Tópico em 'Atualidades e Generalidades' iniciado por Morfindel Werwulf Rúnarmo, 10 Nov 2010.

  1. Morfindel Werwulf Rúnarmo

    Morfindel Werwulf Rúnarmo Geofísico entende de terremoto

    Apesar das críticas ao seus históricos em relação ao direito das mulheres, a Arábia Saudita e o Irã podem ingressar na nova Agência da Mulher da ONU (Organização das Nações Unidas), através de uma votação nesta quarta-feira na Assembleia Geral da organização.

    A nova entidade, uma das prioridades da gestão do secretário-geral da ONU, Ban Ki-moon, foi criada em julho deste ano, depois de anos de negociações entre os Estados-membros e organizações internacionais de defesa dos direitos da mulher.

    Inicialmente, o Irã teria vaga garantida na agência, já que era um dos dez países asiáticos candidatos às vagas reservadas ao continente.

    No entanto, o Timor Leste apresentou sua candidatura, gerando a necessidade de uma votação na Assembleia Geral.

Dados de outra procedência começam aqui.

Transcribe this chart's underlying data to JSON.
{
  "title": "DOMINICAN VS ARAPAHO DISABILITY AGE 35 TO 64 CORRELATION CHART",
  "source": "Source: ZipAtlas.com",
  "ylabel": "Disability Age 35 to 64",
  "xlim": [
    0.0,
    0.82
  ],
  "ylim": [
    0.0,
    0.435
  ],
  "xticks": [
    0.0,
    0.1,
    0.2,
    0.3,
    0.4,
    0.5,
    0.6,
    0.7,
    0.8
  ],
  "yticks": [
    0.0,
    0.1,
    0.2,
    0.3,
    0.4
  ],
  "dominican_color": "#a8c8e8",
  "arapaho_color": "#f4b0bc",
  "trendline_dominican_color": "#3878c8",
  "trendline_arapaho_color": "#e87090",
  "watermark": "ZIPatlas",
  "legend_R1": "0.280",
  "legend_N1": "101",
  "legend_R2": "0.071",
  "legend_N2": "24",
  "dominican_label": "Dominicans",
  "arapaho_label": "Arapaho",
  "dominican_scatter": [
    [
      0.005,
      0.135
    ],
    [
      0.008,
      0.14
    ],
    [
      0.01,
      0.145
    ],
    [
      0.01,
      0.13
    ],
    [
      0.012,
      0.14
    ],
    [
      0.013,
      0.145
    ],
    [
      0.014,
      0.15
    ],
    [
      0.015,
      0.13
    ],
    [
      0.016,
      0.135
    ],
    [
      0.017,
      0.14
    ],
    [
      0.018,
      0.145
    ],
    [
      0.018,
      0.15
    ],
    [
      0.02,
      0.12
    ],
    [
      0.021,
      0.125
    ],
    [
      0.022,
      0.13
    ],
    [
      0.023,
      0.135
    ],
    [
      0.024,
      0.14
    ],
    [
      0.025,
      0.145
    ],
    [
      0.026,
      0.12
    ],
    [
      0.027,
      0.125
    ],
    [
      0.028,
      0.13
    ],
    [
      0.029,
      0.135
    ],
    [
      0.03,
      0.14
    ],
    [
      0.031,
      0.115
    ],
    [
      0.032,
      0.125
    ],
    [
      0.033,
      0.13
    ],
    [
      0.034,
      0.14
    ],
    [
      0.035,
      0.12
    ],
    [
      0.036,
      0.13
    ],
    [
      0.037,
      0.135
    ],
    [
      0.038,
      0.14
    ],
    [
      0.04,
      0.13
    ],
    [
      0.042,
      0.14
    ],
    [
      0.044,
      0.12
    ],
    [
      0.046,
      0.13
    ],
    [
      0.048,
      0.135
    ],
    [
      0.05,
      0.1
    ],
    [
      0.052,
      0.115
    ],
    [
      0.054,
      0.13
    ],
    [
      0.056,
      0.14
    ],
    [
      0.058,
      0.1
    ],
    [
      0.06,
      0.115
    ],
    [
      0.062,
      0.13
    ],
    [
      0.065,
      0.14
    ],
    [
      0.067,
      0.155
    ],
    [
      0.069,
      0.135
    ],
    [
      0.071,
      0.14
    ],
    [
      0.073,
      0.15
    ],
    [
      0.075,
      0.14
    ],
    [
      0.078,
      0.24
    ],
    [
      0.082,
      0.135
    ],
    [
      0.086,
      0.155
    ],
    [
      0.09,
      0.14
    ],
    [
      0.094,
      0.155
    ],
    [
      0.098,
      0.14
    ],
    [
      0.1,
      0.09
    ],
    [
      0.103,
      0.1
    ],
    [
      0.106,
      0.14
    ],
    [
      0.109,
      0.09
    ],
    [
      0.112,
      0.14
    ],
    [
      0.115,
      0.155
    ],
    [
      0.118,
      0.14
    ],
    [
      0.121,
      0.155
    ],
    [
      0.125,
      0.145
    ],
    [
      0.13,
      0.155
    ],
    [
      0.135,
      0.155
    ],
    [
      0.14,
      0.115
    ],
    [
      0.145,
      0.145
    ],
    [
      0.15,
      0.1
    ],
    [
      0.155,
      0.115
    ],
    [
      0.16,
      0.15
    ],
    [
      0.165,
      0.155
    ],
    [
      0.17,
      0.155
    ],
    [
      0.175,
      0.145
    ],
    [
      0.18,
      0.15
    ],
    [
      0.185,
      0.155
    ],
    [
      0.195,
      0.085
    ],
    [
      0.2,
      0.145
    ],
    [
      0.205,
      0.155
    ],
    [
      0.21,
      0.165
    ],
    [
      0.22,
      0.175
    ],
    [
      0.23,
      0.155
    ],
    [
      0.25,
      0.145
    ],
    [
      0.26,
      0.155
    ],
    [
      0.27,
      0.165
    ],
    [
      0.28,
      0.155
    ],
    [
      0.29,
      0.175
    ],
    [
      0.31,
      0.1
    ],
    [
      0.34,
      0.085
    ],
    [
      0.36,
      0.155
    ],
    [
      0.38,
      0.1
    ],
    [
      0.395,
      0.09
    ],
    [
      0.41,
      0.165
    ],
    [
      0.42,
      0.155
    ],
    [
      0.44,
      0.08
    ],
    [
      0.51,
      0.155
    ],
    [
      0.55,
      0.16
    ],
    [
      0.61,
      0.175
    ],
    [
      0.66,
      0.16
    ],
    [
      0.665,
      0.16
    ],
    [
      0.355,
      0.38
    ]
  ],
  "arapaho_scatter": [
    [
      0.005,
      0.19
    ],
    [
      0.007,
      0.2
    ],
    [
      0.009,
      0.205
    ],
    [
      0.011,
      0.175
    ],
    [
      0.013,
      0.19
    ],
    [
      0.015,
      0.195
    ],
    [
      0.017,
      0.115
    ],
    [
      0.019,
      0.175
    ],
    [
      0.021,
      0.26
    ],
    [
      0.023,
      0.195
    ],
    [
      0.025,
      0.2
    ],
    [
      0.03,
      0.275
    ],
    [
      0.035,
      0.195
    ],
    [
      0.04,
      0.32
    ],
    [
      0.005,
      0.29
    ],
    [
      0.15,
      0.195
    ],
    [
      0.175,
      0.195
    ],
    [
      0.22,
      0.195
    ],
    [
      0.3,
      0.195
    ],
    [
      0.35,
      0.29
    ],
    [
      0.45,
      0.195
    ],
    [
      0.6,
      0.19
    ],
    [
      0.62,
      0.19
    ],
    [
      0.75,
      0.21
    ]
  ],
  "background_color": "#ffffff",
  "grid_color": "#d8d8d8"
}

    A Arábia Saudita ganhará uma das vagas reservadas a doadores de fundos da ONU.

    41 MEMBROS


    A nova agência terá 41 países membros e iniciará seus trabalhos em janeiro de 2011, unificando o trabalho de quatro antigas entidades da ONU relativas aos direitos das mulheres. A ex-presidente do Chile, Michelle Bachelet, é a diretora-executiva da entidade.

    A nomeação do Irã como membro da agência ocorre em meio à polêmica sobre a condenação da iraniana Sakineh Ashtiani.

    Sakineh foi julgada culpada de adultério há muitos anos e condenada à morte por apedrejamento. O caso ganhou repercussão internacional em julho, quando se divulgou que ela havia sido condenada à morte por supostamente ter assassinato o marido.

    Em setembro, o Irã anunciou a suspensão da execução por apedrejamento, mas disse que ela poderia ser enforcada devido à condenação por homicídio.

    O governo iraniano é alvo frequente de relatórios de organizações internacionais por violações de direitos humanos e o tratamento dado às mulheres.

    CONDENAÇÃO


    A possível eleição do Irã para a nova agência da ONU foi alvo de críticas da ativista iraniana Shirin Ebadi, prêmio Nobel da Paz de 2003.

    Em uma conferência de imprensa na terça-feira, Ebadi disse que a nomeação do Irã e da Arábia Saudita como membros de uma entidade da mulher soaria como uma "piada".

    disse ela na sede da ONU.

    Estudos da ONU apontam graves problemas no tratamento às mulheres na Arábia Saudita e Irã.

    Segundo a própria ONU, mulheres nesses países são constantemente submetidas a humilhações, falta de proteção legal, assédio, leis abusivas e a falta de direitos básicos.

    Na Arábia Saudita, mulheres só podem dirigir acompanhadas do marido e estão proibidas de tomar decisões importantes sem a permissão de um parente masculino.

    Os Estados Unidos criticaram a escolha do Irã como membro da Agência da Mulher, mas não se pronunciaram em relação à Arábia Saudita, país aliado dos americanos no Oriente Médio.

    Colunistas em jornais árabes disseram que as pretensões da Arábia Saudita e do Irã em se tornar membros da nova agência têm como objetivo influenciar suas futuras decisões sobre a situação das mulheres em seus territórios.

    Segundo os jornais, eles tentarão exercer pressão para minar relatórios de condenação aos dois países.

    Os governos da Arábia Saudita e do Irã não se pronunciaram sobre as críticas de ativistas e organizações internacionais a suas pretensões de fazer parte da agência da ONU para os direitos da mulher.